(Minghui.org) Yue Fei, karakter legendaris dalam sejarah Tiongkok, telah menjadi teladan kesetiaan dari generasi ke generasi masyarakat Tiongkok. Dari mengusir Jurchen yang menyerang, hingga mencapai prestasi mustahil di medan perang, hingga mempertahankan jantung Tiongkok—kisahnya telah diceritakan berkali-kali dalam buku-buku sejarah Tiongkok, drama, novel, film, dan sebagainya.

Masyarakat Tiongkok sering mengungkapkan aspirasi mereka melalui puisi, tidak terkecuali Yue Fei. Puisi-puisinya dalam Kumpulan Yue Wumu dan Kumpulan Puisi Lagu menunjukkan karakternya yang murah hati dan cita-cita luhurnya.

Ini salah satu contohnya:

Menyeberangi Sungai Zhang, Ditulis untuk Zhang Wan

Tak ada hati untuk minum, tidak pula obrolan masa muda,
Aku menghela nafas di cermin dengan rambut memutih.
Para pemuda mungkin tertawa dari balik bayangan bunga,
Saat aku berkendara perlahan untuk mencari orang bijak.

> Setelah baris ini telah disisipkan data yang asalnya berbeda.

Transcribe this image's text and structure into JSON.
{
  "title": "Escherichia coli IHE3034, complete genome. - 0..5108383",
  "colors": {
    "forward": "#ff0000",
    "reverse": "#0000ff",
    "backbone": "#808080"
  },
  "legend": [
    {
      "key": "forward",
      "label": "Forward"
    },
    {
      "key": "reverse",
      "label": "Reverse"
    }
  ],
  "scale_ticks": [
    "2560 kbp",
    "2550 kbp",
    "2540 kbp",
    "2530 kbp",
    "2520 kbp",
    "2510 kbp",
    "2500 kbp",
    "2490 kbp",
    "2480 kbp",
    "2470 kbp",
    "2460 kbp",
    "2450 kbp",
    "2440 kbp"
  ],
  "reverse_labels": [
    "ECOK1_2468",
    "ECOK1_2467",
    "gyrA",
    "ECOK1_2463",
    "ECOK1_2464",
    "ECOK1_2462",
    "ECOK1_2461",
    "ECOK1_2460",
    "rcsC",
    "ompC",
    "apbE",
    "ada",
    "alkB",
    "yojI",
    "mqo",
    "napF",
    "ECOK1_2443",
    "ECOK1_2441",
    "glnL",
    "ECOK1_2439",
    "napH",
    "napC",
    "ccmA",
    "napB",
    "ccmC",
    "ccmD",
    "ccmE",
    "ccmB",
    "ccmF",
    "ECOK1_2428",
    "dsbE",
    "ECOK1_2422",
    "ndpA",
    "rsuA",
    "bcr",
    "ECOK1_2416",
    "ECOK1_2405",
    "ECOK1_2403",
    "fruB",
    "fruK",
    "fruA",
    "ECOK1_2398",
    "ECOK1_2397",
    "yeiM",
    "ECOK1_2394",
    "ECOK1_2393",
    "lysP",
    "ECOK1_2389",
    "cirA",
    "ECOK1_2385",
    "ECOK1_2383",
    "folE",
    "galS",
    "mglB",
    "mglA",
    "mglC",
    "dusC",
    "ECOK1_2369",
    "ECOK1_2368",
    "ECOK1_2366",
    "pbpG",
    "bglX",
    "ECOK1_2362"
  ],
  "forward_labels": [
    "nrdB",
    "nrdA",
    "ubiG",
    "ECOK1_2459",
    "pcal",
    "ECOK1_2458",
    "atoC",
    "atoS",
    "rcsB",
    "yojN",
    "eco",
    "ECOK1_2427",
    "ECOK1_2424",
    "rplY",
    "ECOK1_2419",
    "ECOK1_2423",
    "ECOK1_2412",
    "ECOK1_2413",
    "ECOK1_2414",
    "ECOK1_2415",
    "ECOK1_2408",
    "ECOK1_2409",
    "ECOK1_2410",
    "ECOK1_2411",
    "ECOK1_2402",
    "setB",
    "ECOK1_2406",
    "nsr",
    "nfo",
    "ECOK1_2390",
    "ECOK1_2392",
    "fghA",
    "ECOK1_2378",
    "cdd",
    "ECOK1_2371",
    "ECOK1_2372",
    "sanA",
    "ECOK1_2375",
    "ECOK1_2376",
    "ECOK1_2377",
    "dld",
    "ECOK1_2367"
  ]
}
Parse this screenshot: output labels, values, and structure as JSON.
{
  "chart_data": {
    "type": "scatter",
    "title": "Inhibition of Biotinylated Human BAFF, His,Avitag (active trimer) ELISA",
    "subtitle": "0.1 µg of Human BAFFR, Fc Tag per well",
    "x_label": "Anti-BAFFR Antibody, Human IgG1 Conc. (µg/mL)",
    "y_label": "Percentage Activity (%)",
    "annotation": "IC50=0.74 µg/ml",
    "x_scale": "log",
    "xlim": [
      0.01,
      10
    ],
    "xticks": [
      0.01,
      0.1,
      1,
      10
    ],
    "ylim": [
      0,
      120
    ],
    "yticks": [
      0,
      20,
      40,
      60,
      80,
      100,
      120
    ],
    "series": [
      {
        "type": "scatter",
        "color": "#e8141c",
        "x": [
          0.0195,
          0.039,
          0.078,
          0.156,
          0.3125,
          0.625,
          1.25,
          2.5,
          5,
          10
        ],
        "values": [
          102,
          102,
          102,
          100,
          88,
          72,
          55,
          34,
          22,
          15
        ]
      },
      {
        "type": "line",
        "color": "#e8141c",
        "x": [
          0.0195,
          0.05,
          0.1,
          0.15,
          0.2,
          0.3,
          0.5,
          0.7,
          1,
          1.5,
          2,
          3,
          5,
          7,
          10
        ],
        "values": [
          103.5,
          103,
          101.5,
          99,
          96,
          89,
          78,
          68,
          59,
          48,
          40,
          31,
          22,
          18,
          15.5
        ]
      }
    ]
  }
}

Puisi ini ditulis pada tahun keempat pemerintahan Kaisar Gaozong (1130 M) ketika Yue Fei berusia 27 tahun. Saat banyak teman-temannya sedang minum-minum dan bergembira, sang penyair sendiri bertanya-tanya bagaimana waktu berlalu begitu cepat, dengan bayangannya di cermin menampilkan rambut putih yang baru tumbuh. Sementara orang-orang di dunia sedang menikmati kejayaan masa mudanya, dia dengan rendah hati menunggangi kuda kurus untuk mencari nasihat dari orang bijak dan pertapa di dunia.

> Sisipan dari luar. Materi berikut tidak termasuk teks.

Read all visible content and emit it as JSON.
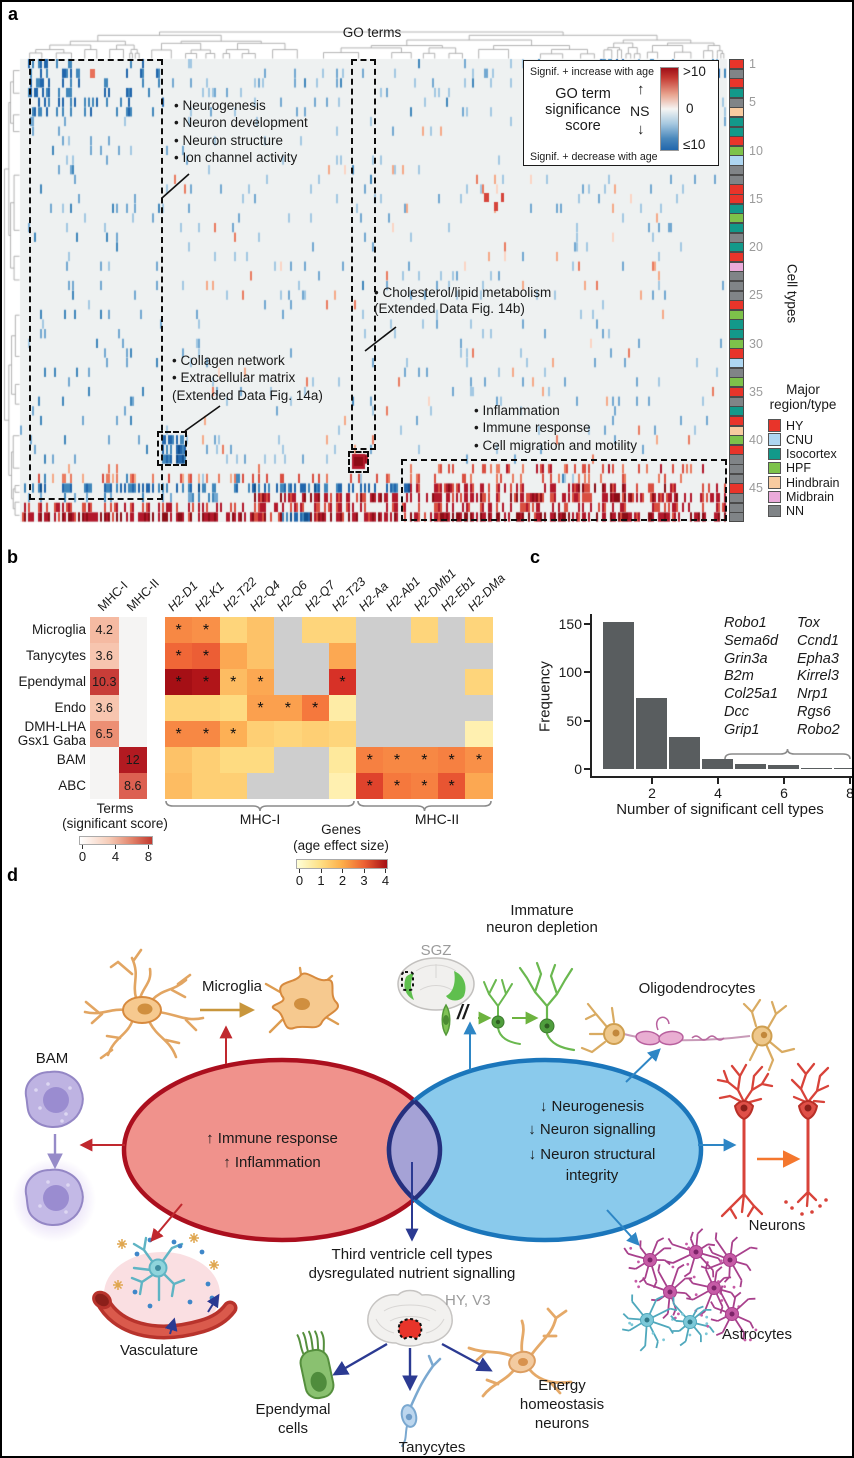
{
  "panel_a": {
    "label": "a",
    "go_terms_label": "GO terms",
    "cell_types_label": "Cell types",
    "row_ticks": [
      "1",
      "5",
      "10",
      "15",
      "20",
      "25",
      "30",
      "35",
      "40",
      "45"
    ],
    "legend": {
      "increase": "Signif. + increase with age",
      "decrease": "Signif. + decrease with age",
      "title": "GO term\nsignificance\nscore",
      "ns": "NS",
      "up": "↑",
      "down": "↓",
      "scale_max": ">10",
      "scale_mid": "0",
      "scale_min": "≤10"
    },
    "annotations": {
      "neuro": [
        "• Neurogenesis",
        "• Neuron development",
        "• Neuron structure",
        "• Ion channel activity"
      ],
      "collagen": [
        "• Collagen network",
        "• Extracellular matrix",
        "(Extended Data Fig. 14a)"
      ],
      "cholesterol": [
        "• Cholesterol/lipid metabolism",
        "(Extended Data Fig. 14b)"
      ],
      "inflammation": [
        "• Inflammation",
        "• Immune response",
        "• Cell migration and motility"
      ]
    },
    "region_legend": {
      "title": "Major\nregion/type",
      "items": [
        {
          "label": "HY",
          "color": "#e8342a"
        },
        {
          "label": "CNU",
          "color": "#aed6f1"
        },
        {
          "label": "Isocortex",
          "color": "#12998a"
        },
        {
          "label": "HPF",
          "color": "#7dc24a"
        },
        {
          "label": "Hindbrain",
          "color": "#f8cba0"
        },
        {
          "label": "Midbrain",
          "color": "#eaaada"
        },
        {
          "label": "NN",
          "color": "#808487"
        }
      ]
    },
    "cell_type_bar": [
      "HY",
      "NN",
      "HY",
      "Isocortex",
      "NN",
      "Hindbrain",
      "Isocortex",
      "Isocortex",
      "HY",
      "HPF",
      "CNU",
      "NN",
      "NN",
      "HY",
      "HY",
      "Isocortex",
      "HPF",
      "Isocortex",
      "NN",
      "Isocortex",
      "HY",
      "Midbrain",
      "NN",
      "NN",
      "NN",
      "HY",
      "HPF",
      "Isocortex",
      "Isocortex",
      "HPF",
      "HY",
      "CNU",
      "NN",
      "HPF",
      "HY",
      "NN",
      "Isocortex",
      "HY",
      "Hindbrain",
      "HPF",
      "HY",
      "NN",
      "NN",
      "NN",
      "HY",
      "NN",
      "NN",
      "NN"
    ]
  },
  "panel_b": {
    "label": "b",
    "group_labels": [
      "MHC-I",
      "MHC-II"
    ],
    "terms_legend": {
      "title": "Terms",
      "subtitle": "(significant score)",
      "ticks": [
        "0",
        "4",
        "8"
      ]
    },
    "genes_legend": {
      "title": "Genes",
      "subtitle": "(age effect size)",
      "ticks": [
        "0",
        "1",
        "2",
        "3",
        "4"
      ]
    }
  },
  "panel_c": {
    "label": "c"
  },
  "panel_d": {
    "label": "d",
    "labels": {
      "microglia": "Microglia",
      "bam": "BAM",
      "vasculature": "Vasculature",
      "sgz": "SGZ",
      "immature": "Immature\nneuron depletion",
      "oligodendrocytes": "Oligodendrocytes",
      "neurons": "Neurons",
      "astrocytes": "Astrocytes",
      "third_ventricle": "Third ventricle cell types\ndysregulated nutrient signalling",
      "hy_v3": "HY, V3",
      "ependymal": "Ependymal\ncells",
      "tanycytes": "Tanycytes",
      "energy": "Energy\nhomeostasis\nneurons",
      "break_symbol": "//"
    },
    "red_ellipse_items": [
      "↑ Immune response",
      "↑ Inflammation"
    ],
    "blue_ellipse_items": [
      "↓ Neurogenesis",
      "↓ Neuron signalling",
      "↓ Neuron structural\nintegrity"
    ]
  },
  "chart_data": [
    {
      "name": "go_term_significance_heatmap",
      "type": "heatmap",
      "title": "GO terms",
      "ylabel": "Cell types",
      "n_cell_types": 48,
      "colorbar_labels": {
        "max": ">10",
        "mid": "0",
        "min": "≤10"
      },
      "highlighted_clusters": [
        "Neurogenesis / Neuron development / Neuron structure / Ion channel activity (significant, decrease with age)",
        "Collagen network / Extracellular matrix (Extended Data Fig. 14a)",
        "Cholesterol/lipid metabolism (Extended Data Fig. 14b)",
        "Inflammation / Immune response / Cell migration and motility (significant, increase with age)"
      ]
    },
    {
      "name": "mhc_terms_scores",
      "type": "heatmap",
      "rows": [
        "Microglia",
        "Tanycytes",
        "Ependymal",
        "Endo",
        "DMH-LHA\nGsx1 Gaba",
        "BAM",
        "ABC"
      ],
      "columns": [
        "MHC-I",
        "MHC-II"
      ],
      "values": [
        [
          4.2,
          null
        ],
        [
          3.6,
          null
        ],
        [
          10.3,
          null
        ],
        [
          3.6,
          null
        ],
        [
          6.5,
          null
        ],
        [
          null,
          12
        ],
        [
          null,
          8.6
        ]
      ],
      "range": [
        0,
        12
      ],
      "title": "Terms (significant score)"
    },
    {
      "name": "mhc_gene_age_effect",
      "type": "heatmap",
      "rows": [
        "Microglia",
        "Tanycytes",
        "Ependymal",
        "Endo",
        "DMH-LHA\nGsx1 Gaba",
        "BAM",
        "ABC"
      ],
      "columns": [
        "H2-D1",
        "H2-K1",
        "H2-T22",
        "H2-Q4",
        "H2-Q6",
        "H2-Q7",
        "H2-T23",
        "H2-Aa",
        "H2-Ab1",
        "H2-DMb1",
        "H2-Eb1",
        "H2-DMa"
      ],
      "values": [
        [
          2.1,
          2.0,
          1.0,
          1.3,
          null,
          1.0,
          1.0,
          null,
          null,
          1.0,
          null,
          1.0
        ],
        [
          2.5,
          2.6,
          1.7,
          1.3,
          null,
          null,
          1.7,
          null,
          null,
          null,
          null,
          null
        ],
        [
          4.0,
          3.8,
          1.4,
          1.7,
          null,
          null,
          3.1,
          null,
          null,
          null,
          null,
          1.0
        ],
        [
          1.0,
          1.0,
          0.9,
          1.8,
          1.8,
          2.3,
          0.5,
          null,
          null,
          null,
          null,
          null
        ],
        [
          2.1,
          2.1,
          1.6,
          1.1,
          1.0,
          1.1,
          1.0,
          null,
          null,
          null,
          null,
          0.4
        ],
        [
          1.3,
          1.1,
          0.9,
          0.9,
          null,
          null,
          0.6,
          2.2,
          2.1,
          2.1,
          2.2,
          2.0
        ],
        [
          1.4,
          1.1,
          1.1,
          null,
          null,
          null,
          0.4,
          2.9,
          2.3,
          2.2,
          2.7,
          1.7
        ]
      ],
      "significant": [
        [
          1,
          1,
          0,
          0,
          0,
          0,
          0,
          0,
          0,
          0,
          0,
          0
        ],
        [
          1,
          1,
          0,
          0,
          0,
          0,
          0,
          0,
          0,
          0,
          0,
          0
        ],
        [
          1,
          1,
          1,
          1,
          0,
          0,
          1,
          0,
          0,
          0,
          0,
          0
        ],
        [
          0,
          0,
          0,
          1,
          1,
          1,
          0,
          0,
          0,
          0,
          0,
          0
        ],
        [
          1,
          1,
          1,
          0,
          0,
          0,
          0,
          0,
          0,
          0,
          0,
          0
        ],
        [
          0,
          0,
          0,
          0,
          0,
          0,
          0,
          1,
          1,
          1,
          1,
          1
        ],
        [
          0,
          0,
          0,
          0,
          0,
          0,
          0,
          1,
          1,
          1,
          1,
          0
        ]
      ],
      "range": [
        0,
        4
      ],
      "groups": {
        "MHC-I": [
          0,
          6
        ],
        "MHC-II": [
          7,
          11
        ]
      },
      "title": "Genes (age effect size)"
    },
    {
      "name": "significant_cell_types_histogram",
      "type": "bar",
      "categories": [
        1,
        2,
        3,
        4,
        5,
        6,
        7,
        8
      ],
      "values": [
        152,
        73,
        33,
        10,
        5,
        4,
        1,
        1
      ],
      "xlabel": "Number of significant cell types",
      "ylabel": "Frequency",
      "xticks": [
        2,
        4,
        6,
        8
      ],
      "yticks": [
        0,
        50,
        100,
        150
      ],
      "ylim": [
        0,
        160
      ],
      "gene_annotations_col1": [
        "Robo1",
        "Sema6d",
        "Grin3a",
        "B2m",
        "Col25a1",
        "Dcc",
        "Grip1"
      ],
      "gene_annotations_col2": [
        "Tox",
        "Ccnd1",
        "Epha3",
        "Kirrel3",
        "Nrp1",
        "Rgs6",
        "Robo2"
      ]
    }
  ]
}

Orang bijak ini adalah orang-orang yang mengasingkan diri dari urusan duniawi untuk mengeksplorasi kebenaran alam semesta yang lebih tinggi—yang berpotensi memegang kunci kultivasi diri dan jalan menuju jati diri seseorang. Yue Fei menggunakan puisi liris ini untuk mengungkapkan ambisinya mencari jalan yang lebih tinggi, untuk melampaui dunia manusia.

Menurut The History of Song, Yue telah menulis surat kepada Kaisar Gaozong pada tahun 1127, menyarankan agar kaisar berperang melawan tentara Jurchen yang menyerang dan mengambil kembali tanah yang hilang dari mereka. Ia juga mengatakan para pejabat tinggi seperti Huang Qianshan dan Wang Boyan tidak melakukan perlawanan terhadap penjajah, malah memilih mundur ke selatan. Yue menyarankan agar kaisar mengambil keputusan untuk mengambil kembali tanah tersebut. Namun, setelah surat itu diserahkan, Huang menghukum Yue Fei karena melanggar tugasnya dan mengusirnya dari militer.

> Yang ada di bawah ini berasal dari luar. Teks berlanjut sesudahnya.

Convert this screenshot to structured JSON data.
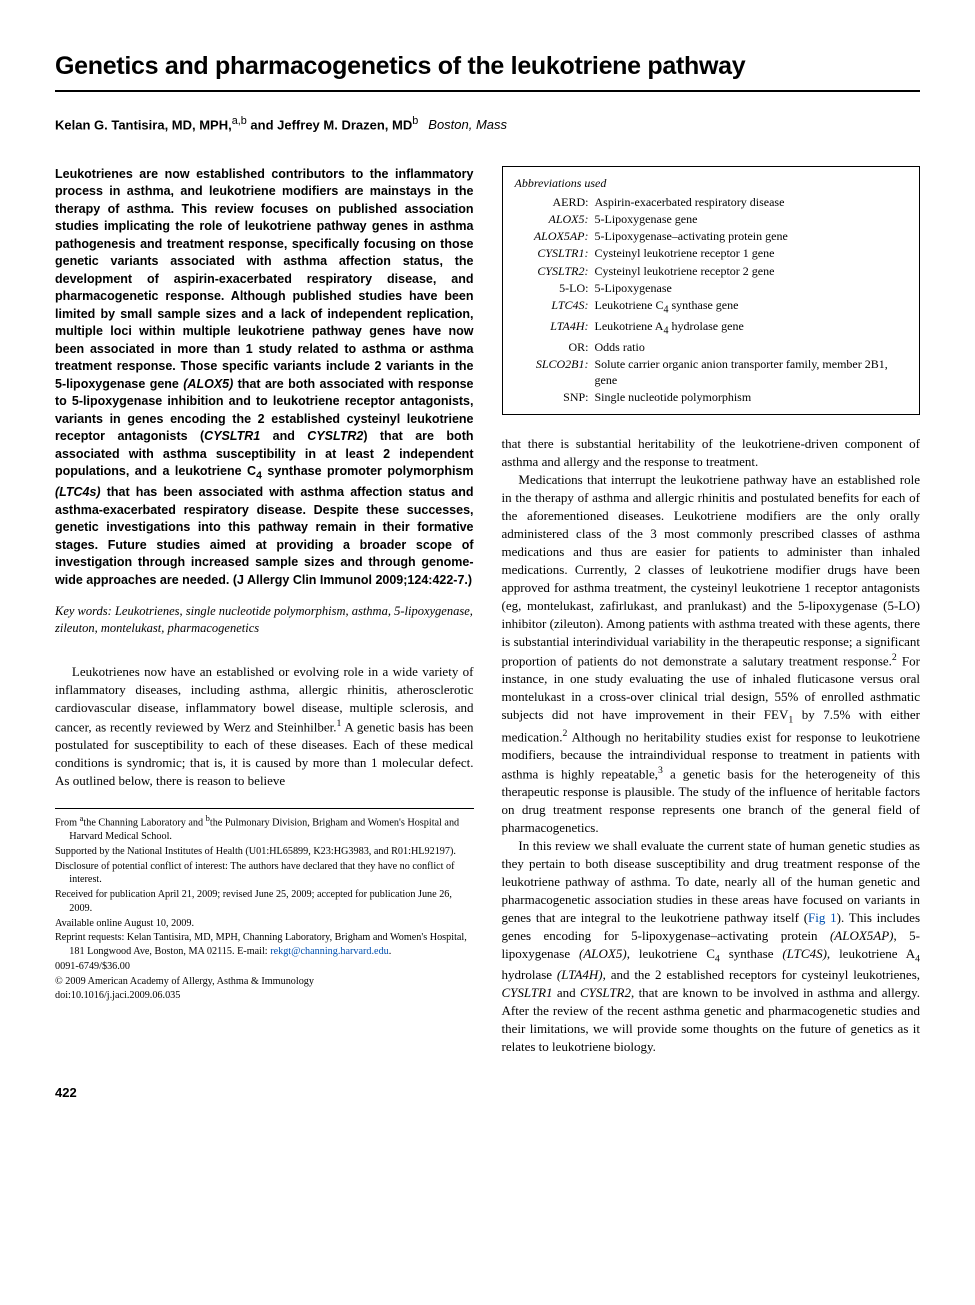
{
  "title": "Genetics and pharmacogenetics of the leukotriene pathway",
  "authors_html": "<span class='name'>Kelan G. Tantisira, MD, MPH,</span><sup>a,b</sup> <span class='name'>and Jeffrey M. Drazen, MD</span><sup>b</sup><span class='loc'>Boston, Mass</span>",
  "abstract": "Leukotrienes are now established contributors to the inflammatory process in asthma, and leukotriene modifiers are mainstays in the therapy of asthma. This review focuses on published association studies implicating the role of leukotriene pathway genes in asthma pathogenesis and treatment response, specifically focusing on those genetic variants associated with asthma affection status, the development of aspirin-exacerbated respiratory disease, and pharmacogenetic response. Although published studies have been limited by small sample sizes and a lack of independent replication, multiple loci within multiple leukotriene pathway genes have now been associated in more than 1 study related to asthma or asthma treatment response. Those specific variants include 2 variants in the 5-lipoxygenase gene <span class='ital'>(ALOX5)</span> that are both associated with response to 5-lipoxygenase inhibition and to leukotriene receptor antagonists, variants in genes encoding the 2 established cysteinyl leukotriene receptor antagonists (<span class='ital'>CYSLTR1</span> and <span class='ital'>CYSLTR2</span>) that are both associated with asthma susceptibility in at least 2 independent populations, and a leukotriene C<sub>4</sub> synthase promoter polymorphism <span class='ital'>(LTC4s)</span> that has been associated with asthma affection status and asthma-exacerbated respiratory disease. Despite these successes, genetic investigations into this pathway remain in their formative stages. Future studies aimed at providing a broader scope of investigation through increased sample sizes and through genome-wide approaches are needed. (J Allergy Clin Immunol 2009;124:422-7.)",
  "keywords_label": "Key words:",
  "keywords": "Leukotrienes, single nucleotide polymorphism, asthma, 5-lipoxygenase, zileuton, montelukast, pharmacogenetics",
  "left_body_p1": "Leukotrienes now have an established or evolving role in a wide variety of inflammatory diseases, including asthma, allergic rhinitis, atherosclerotic cardiovascular disease, inflammatory bowel disease, multiple sclerosis, and cancer, as recently reviewed by Werz and Steinhilber.<sup class='sup'>1</sup> A genetic basis has been postulated for susceptibility to each of these diseases. Each of these medical conditions is syndromic; that is, it is caused by more than 1 molecular defect. As outlined below, there is reason to believe",
  "footnotes": [
    "From <sup>a</sup>the Channing Laboratory and <sup>b</sup>the Pulmonary Division, Brigham and Women's Hospital and Harvard Medical School.",
    "Supported by the National Institutes of Health (U01:HL65899, K23:HG3983, and R01:HL92197).",
    "Disclosure of potential conflict of interest: The authors have declared that they have no conflict of interest.",
    "Received for publication April 21, 2009; revised June 25, 2009; accepted for publication June 26, 2009.",
    "Available online August 10, 2009.",
    "Reprint requests: Kelan Tantisira, MD, MPH, Channing Laboratory, Brigham and Women's Hospital, 181 Longwood Ave, Boston, MA 02115. E-mail: <span class='link'>rekgt@channing.harvard.edu</span>.",
    "0091-6749/$36.00",
    "© 2009 American Academy of Allergy, Asthma & Immunology",
    "doi:10.1016/j.jaci.2009.06.035"
  ],
  "abbrev_header": "Abbreviations used",
  "abbreviations": [
    {
      "abbr": "AERD:",
      "def": "Aspirin-exacerbated respiratory disease",
      "ital": false
    },
    {
      "abbr": "ALOX5:",
      "def": "5-Lipoxygenase gene",
      "ital": true
    },
    {
      "abbr": "ALOX5AP:",
      "def": "5-Lipoxygenase–activating protein gene",
      "ital": true
    },
    {
      "abbr": "CYSLTR1:",
      "def": "Cysteinyl leukotriene receptor 1 gene",
      "ital": true
    },
    {
      "abbr": "CYSLTR2:",
      "def": "Cysteinyl leukotriene receptor 2 gene",
      "ital": true
    },
    {
      "abbr": "5-LO:",
      "def": "5-Lipoxygenase",
      "ital": false
    },
    {
      "abbr": "LTC4S:",
      "def": "Leukotriene C<sub>4</sub> synthase gene",
      "ital": true
    },
    {
      "abbr": "LTA4H:",
      "def": "Leukotriene A<sub>4</sub> hydrolase gene",
      "ital": true
    },
    {
      "abbr": "OR:",
      "def": "Odds ratio",
      "ital": false
    },
    {
      "abbr": "SLCO2B1:",
      "def": "Solute carrier organic anion transporter family, member 2B1, gene",
      "ital": true
    },
    {
      "abbr": "SNP:",
      "def": "Single nucleotide polymorphism",
      "ital": false
    }
  ],
  "right_p1": "that there is substantial heritability of the leukotriene-driven component of asthma and allergy and the response to treatment.",
  "right_p2": "Medications that interrupt the leukotriene pathway have an established role in the therapy of asthma and allergic rhinitis and postulated benefits for each of the aforementioned diseases. Leukotriene modifiers are the only orally administered class of the 3 most commonly prescribed classes of asthma medications and thus are easier for patients to administer than inhaled medications. Currently, 2 classes of leukotriene modifier drugs have been approved for asthma treatment, the cysteinyl leukotriene 1 receptor antagonists (eg, montelukast, zafirlukast, and pranlukast) and the 5-lipoxygenase (5-LO) inhibitor (zileuton). Among patients with asthma treated with these agents, there is substantial interindividual variability in the therapeutic response; a significant proportion of patients do not demonstrate a salutary treatment response.<sup class='sup'>2</sup> For instance, in one study evaluating the use of inhaled fluticasone versus oral montelukast in a cross-over clinical trial design, 55% of enrolled asthmatic subjects did not have improvement in their FEV<sub class='sub'>1</sub> by 7.5% with either medication.<sup class='sup'>2</sup> Although no heritability studies exist for response to leukotriene modifiers, because the intraindividual response to treatment in patients with asthma is highly repeatable,<sup class='sup'>3</sup> a genetic basis for the heterogeneity of this therapeutic response is plausible. The study of the influence of heritable factors on drug treatment response represents one branch of the general field of pharmacogenetics.",
  "right_p3": "In this review we shall evaluate the current state of human genetic studies as they pertain to both disease susceptibility and drug treatment response of the leukotriene pathway of asthma. To date, nearly all of the human genetic and pharmacogenetic association studies in these areas have focused on variants in genes that are integral to the leukotriene pathway itself (<span class='link'>Fig 1</span>). This includes genes encoding for 5-lipoxygenase–activating protein <span class='ital'>(ALOX5AP)</span>, 5-lipoxygenase <span class='ital'>(ALOX5)</span>, leukotriene C<sub class='sub'>4</sub> synthase <span class='ital'>(LTC4S)</span>, leukotriene A<sub class='sub'>4</sub> hydrolase <span class='ital'>(LTA4H)</span>, and the 2 established receptors for cysteinyl leukotrienes, <span class='ital'>CYSLTR1</span> and <span class='ital'>CYSLTR2</span>, that are known to be involved in asthma and allergy. After the review of the recent asthma genetic and pharmacogenetic studies and their limitations, we will provide some thoughts on the future of genetics as it relates to leukotriene biology.",
  "page_number": "422",
  "colors": {
    "text": "#000000",
    "link": "#0050b0",
    "background": "#ffffff"
  }
}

Dari sudut pandang modern, sulit membayangkan bagaimana seorang perwira rendahan seperti Yue Fei memiliki keberanian untuk menulis surat kepada kaisar. Namun kenyataannya, masyarakat Tiongkok kuno memang selalu memikirkan nasib bangsanya, apa pun status sosialnya. Penyair terkenal Lu You pernah menulis, “Bahkan seorang rendahan sekalipun tidak akan melupakan bangsanya.” Ma Rong, seorang sarjana di Dinasti Han, menulis, “Kesetiaan sangatlah penting! Dengan mengikutinya, seseorang dapat melindungi rumah dan negaranya; dengan mengikutinya jauh-jauh, seseorang dapat meluruskan langit dan bumi.”

Yue Fei adalah seorang yang setia, bukan demi keuntungannya sendiri, melainkan karena altruisme alaminya. Konfusius pernah menulis, “Kesetiaan adalah kebajikan yang lurus.”

Yue Fei sering kali mengkhawatirkan arah negaranya. Meskipun kaisar masih relatif muda, ia tidak memiliki ahli waris. Ketika Yue Fei berbicara dengan anggota keluarganya secara pribadi tentang masalah ini, dia terkadang menangis. Ketika ia memimpin tentara untuk berperang, ia selalu memikirkan nasib rakyatnya dan sering menulis surat kepada kaisar tentang situasi yang memerlukan perhatian, tanpa menghiraukan bagaimana hal ini dapat berdampak pada kepentingan pribadinya.

Mereka yang mendengar kisah-kisah Yue Fei ini sering kali tergerak oleh karakternya yang jujur dan tidak mementingkan diri sendiri serta terpesona oleh ambisinya yang mulia.